Family and Education

b. c.1646, 2nd s. of John Edisbury (d.1677) of Pentreclawdd, Denb. by 1st w. Martha, da. of Joshua Downing of Chatham, Kent. educ. G. Inn, entered 1654; Brasenose, Oxf. matric. 9 Nov. 1661, aged 15, BA 1665, MA 1668, DCL 1672; advocate, Doctors’ Commons 1672. unm.1

Offices Held

Commr. for assessment, Oxf. Univ. 1677-80; master in Chancery 1684-1709; chancellor, Exeter dioc. 1692-?1709; j.p. Cornw. by 1701-?9.2

Biography

Edisbury came of a minor Welsh family resident in Denbighshire from the middle of the 16th century.

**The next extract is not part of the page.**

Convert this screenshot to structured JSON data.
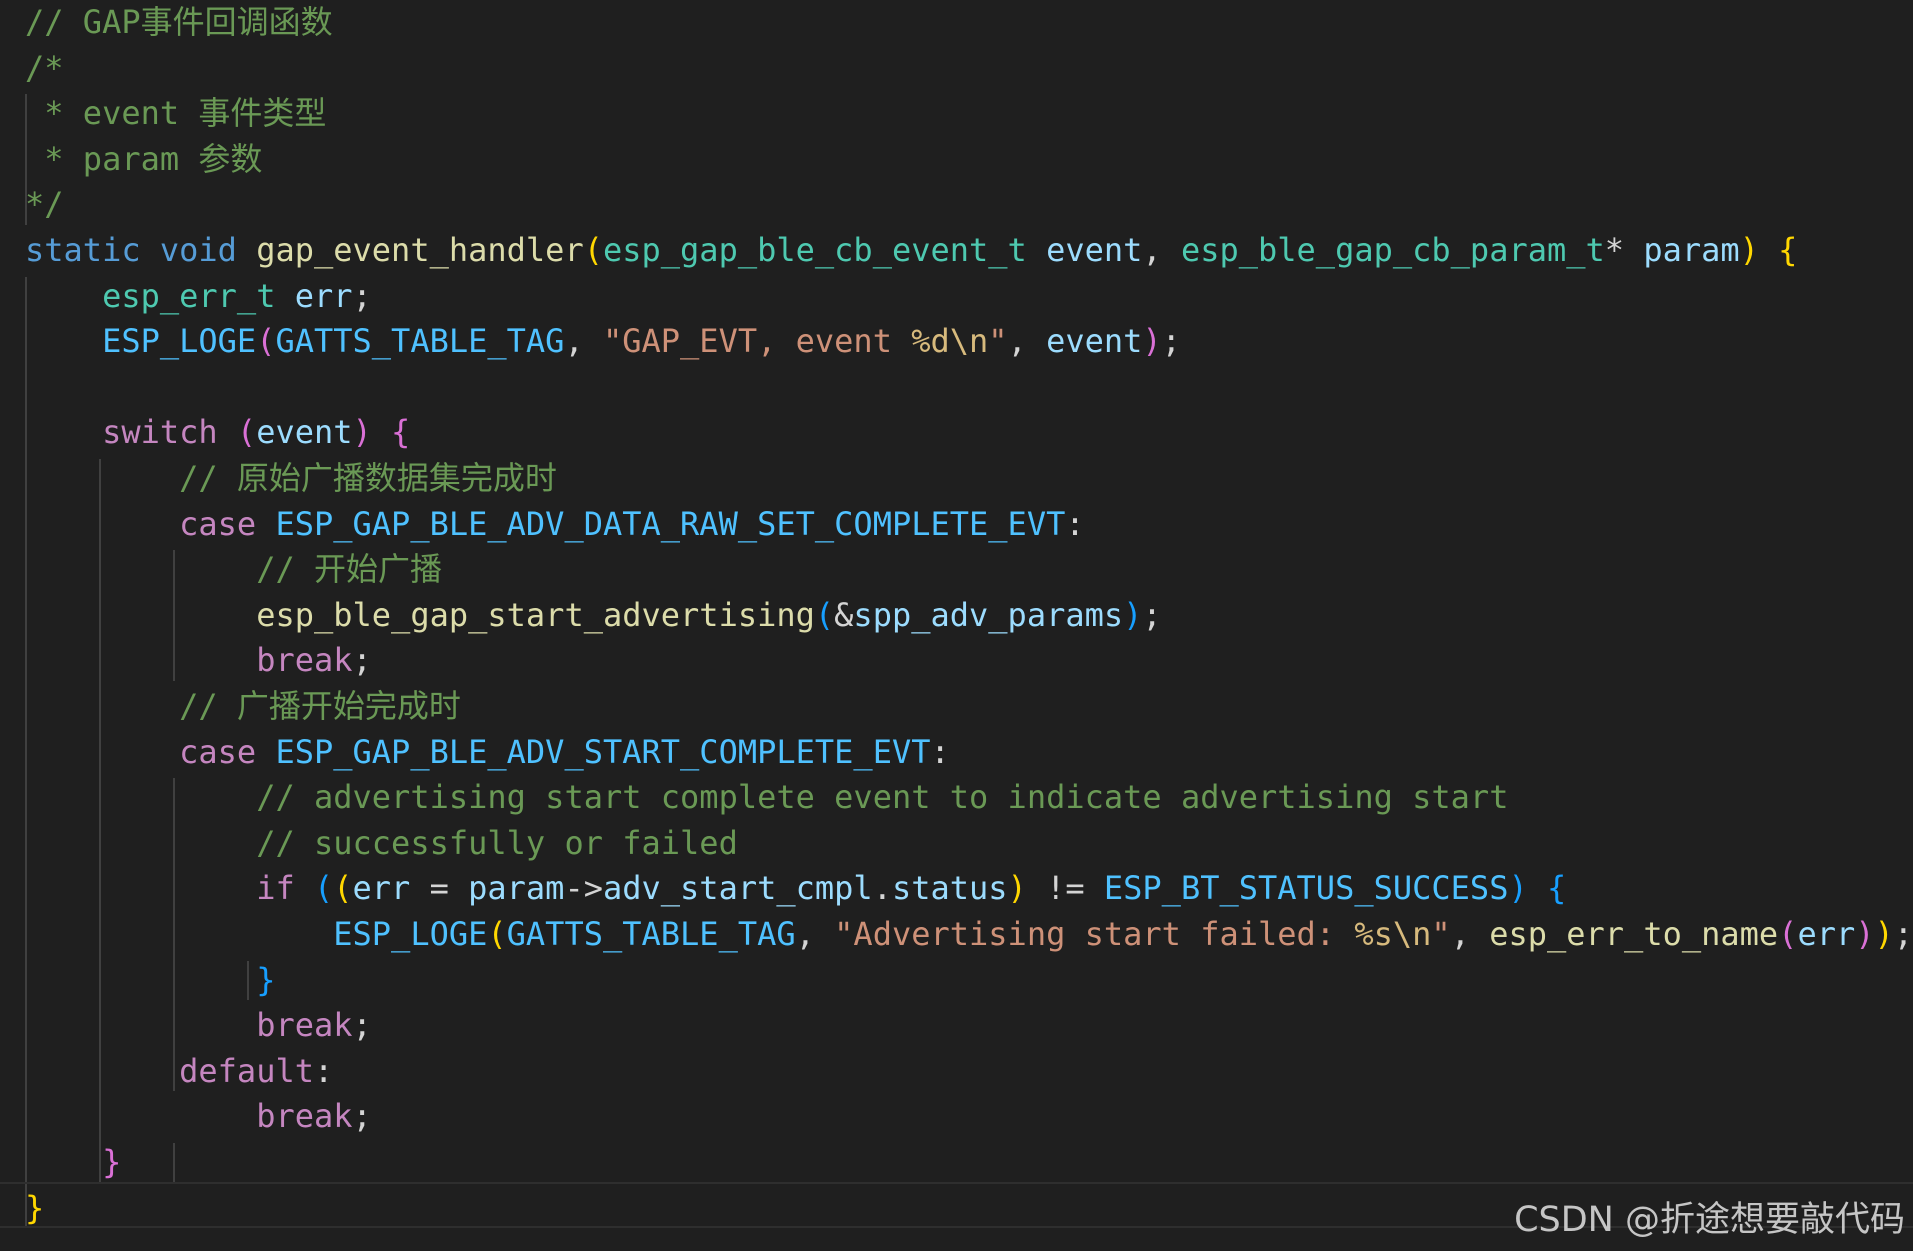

His grandfather, however, entered the service of the crown as a dockyard official; he received a grant of arms, bought Pentreclawdd in 1630, and was surveyor of the navy from 1632 till his death in 1638. His father was taken prisoner by the parliamentary forces during the Civil War, but was not required to compound for his estate. He became steward to Sir Thomas Myddelton, and served as protonotary of Denbigh and Montgomery from 1647 to the Restoration.3

Edisbury became a civilian, and first stood for the university at the by-election of 1674, but, ‘being soundly jeered and laughed at for an impudent fellow, desisted’. He came top of the poll in the next general election, owing his success to ‘the juniors and potmen, he being one himself’. Shaftesbury regarded his politics as doubtful, but Huntingdon marked him as a court supporter. A moderately active Member of the first Exclusion Parliament, he made no speeches, but was appointed to the committee of elections and privileges, and instructed to ask Dr Jane, a ritualistic Calvinist and at this time an ardent exponent of passive obedience, to preach a sermon for a fast. On 10 Apr. 1679 he was added to the committee to inquire into the publication of pamphlets defending Danby. Although not appointed by name to the committee for excluding from Convocation those who had not taken the oaths, he sat on it as a university Member and reported the bill. According to the official list he voted against the exclusion bill, but it is more probable that he abstained, as Roger Morrice believed, since he was replaced at the August election by a firmer partisan, and never stood again. He became a master in Chancery in 1684, for which he paid his predecessor £1,500, but must have accepted the Revolution, for he was mentioned as a possible ambassador to Spain in 1692. But in 1708 he was found to have embezzled the funds committed to his charge in order to assist his elder brother, who had ruined himself in building Erddig Hall. He was forced to resign, and died on 16 May 1713. His cousin Kenrick sat for Harwich as a placeman from 1709 to 1713.4

Ref Volumes: 1660-1690

Author: Leonard Naylor

Notes

  • 1. A. N. Palmer, Country Townships of Wrexham, 224-5.
  • 2. T. D. Hardy, Principal Officers of Chancery, 94-96; Wood’s Life and Times (Oxf. Hist. Soc. xxvi), 403; A. L. Cust, Chrons. of Erthig, 143.
  • 3. Palmer, 225-9.
  • 4. Wood’s Life and Times (Oxf. Hist. Soc. xxi), 441, 443; CJ, ix. 579, 600; HMC Downshire, i. 31; Luttrell, ii. 326; Cust, 141; Palmer, 224.